I was largely unimpressed by the pregnancy twist; Sonia’s pregnancy is new enough that her belly is still flat, and she doesn’t seem to suffer from morning sickness.  She’s also not in a situation where she can afford to think about things like “don’t get into a knock-down fight with Users or Zombies, you might miscarry.”  So it has no direct effect on the plot.  I think it’s meant to increase the urgency of Sonia’s situation, but that’s perfectly believable without her being pregnant– the day-to-day nature of Zombie Apocalypse Survival, and its instability, mean that by the time her belly grows to a problematic size she’ll either have successfully called in a helicopter a while ago, or she’ll be dead.  The only really effective function it seems to have is to show how sick Marco has become when Sonia tells him that she’s expecting and he doesn’t react in any way.
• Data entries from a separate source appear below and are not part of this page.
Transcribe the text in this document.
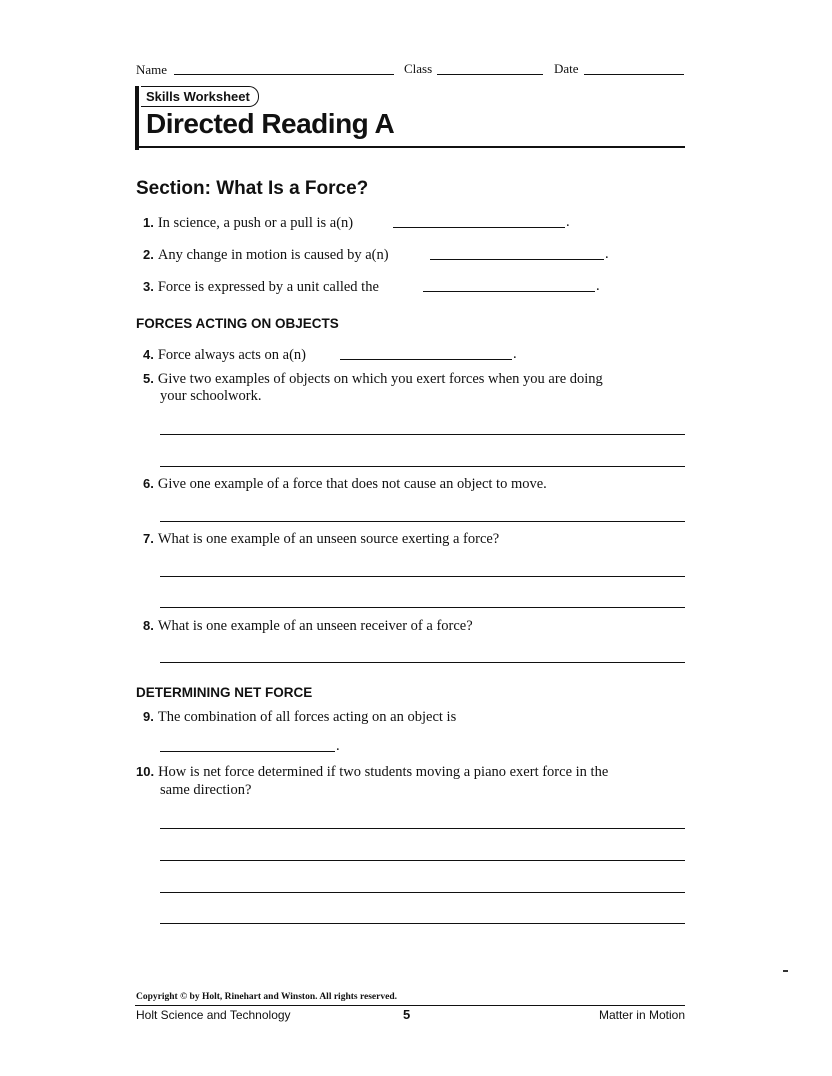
Name	Class	Date
Skills Worksheet
Directed Reading A
Section: What Is a Force?
1. In science, a push or a pull is a(n)	.
2. Any change in motion is caused by a(n)	.
3. Force is expressed by a unit called the	.
FORCES ACTING ON OBJECTS
4. Force always acts on a(n)	.
5. Give two examples of objects on which you exert forces when you are doing
your schoolwork.
6. Give one example of a force that does not cause an object to move.
7. What is one example of an unseen source exerting a force?
8. What is one example of an unseen receiver of a force?
DETERMINING NET FORCE
9. The combination of all forces acting on an object is
.
10. How is net force determined if two students moving a piano exert force in the
same direction?
Copyright © by Holt, Rinehart and Winston. All rights reserved.
Holt Science and Technology	5	Matter in Motion
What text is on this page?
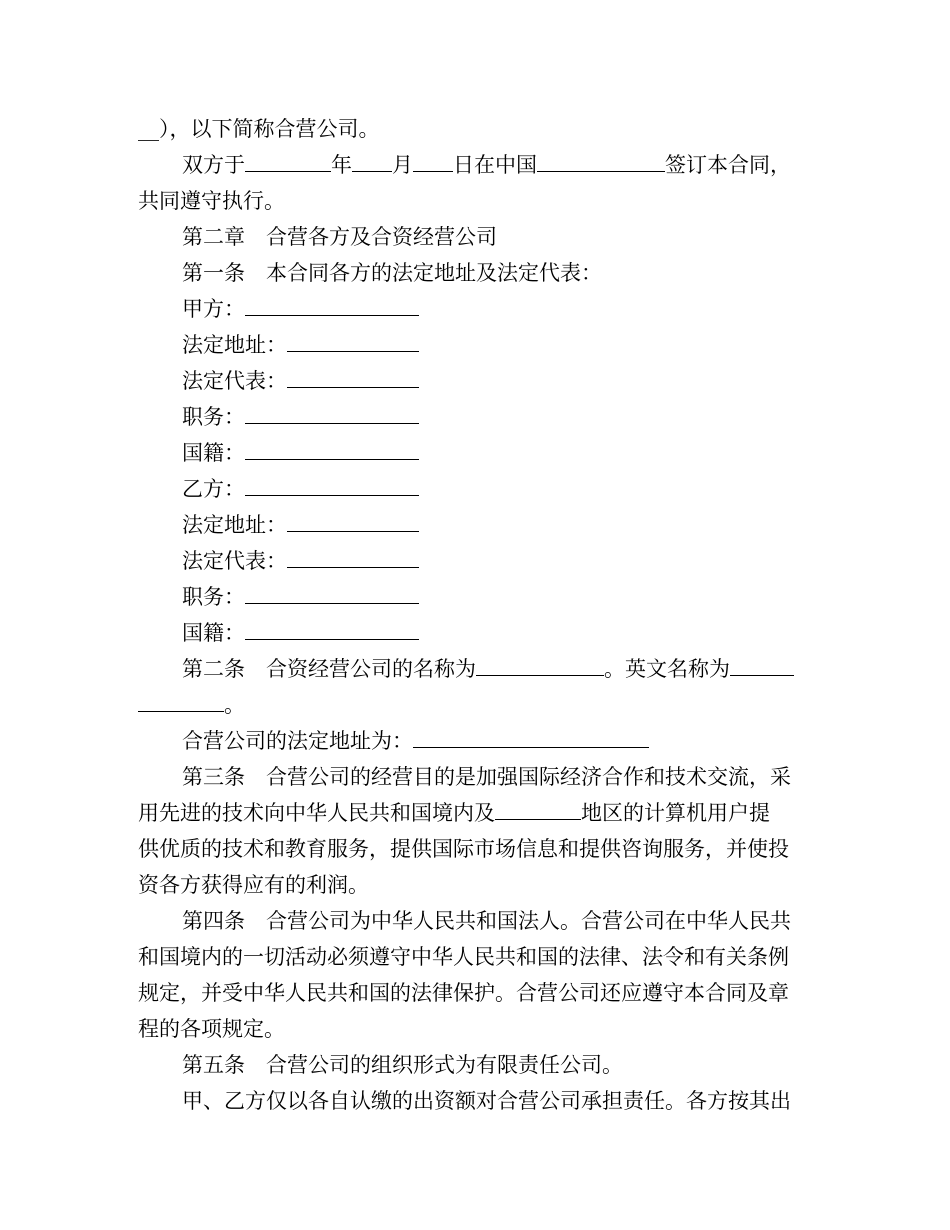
__），以下简称合营公司。
双方于	年 月 日在中国	签订本合同，
共同遵守执行。
第二章　合营各方及合资经营公司
第一条　本合同各方的法定地址及法定代表：
甲方：
法定地址：
法定代表：
职务：
国籍：
乙方：
法定地址：
法定代表：
职务：
国籍：
第二条　合资经营公司的名称为	。英文名称为
。
合营公司的法定地址为：
第三条　合营公司的经营目的是加强国际经济合作和技术交流，采
用先进的技术向中华人民共和国境内及	地区的计算机用户提
供优质的技术和教育服务，提供国际市场信息和提供咨询服务，并使投
资各方获得应有的利润。
第四条　合营公司为中华人民共和国法人。合营公司在中华人民共
和国境内的一切活动必须遵守中华人民共和国的法律、法令和有关条例
规定，并受中华人民共和国的法律保护。合营公司还应遵守本合同及章
程的各项规定。
第五条　合营公司的组织形式为有限责任公司。
甲、乙方仅以各自认缴的出资额对合营公司承担责任。各方按其出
Unlike Babylon 5, Mutants does not pass the Bechdel test.  There are four female characters in this movie:  the first one is Food, there to show that There Are Zombies and Things Are Bad, when she runs from zombies and then gets hit by the ambulance in the first two minutes of the movie.  There is Sonia herself, the Hero/Survivor, and two female Users: Perez, a soldier who threatens to kill Sonia and Marco over the ambulance keys after refusing to let Sonia and Marco take on an additional passenger; and Dany, the rather stupid hanger on/girlfriend of a particularly cruel User named Frank. Dany doesn’t say much, except to Frank.  However, there is not much conversation in general in this movie, so this is a minor point.

In conclusion:  ★★★★★★★☆☆☆.  Good marks for an impressive female lead character and unconventional handling of the genre.  Points deducted for ineffective plot twists and failure of the Bechdel test.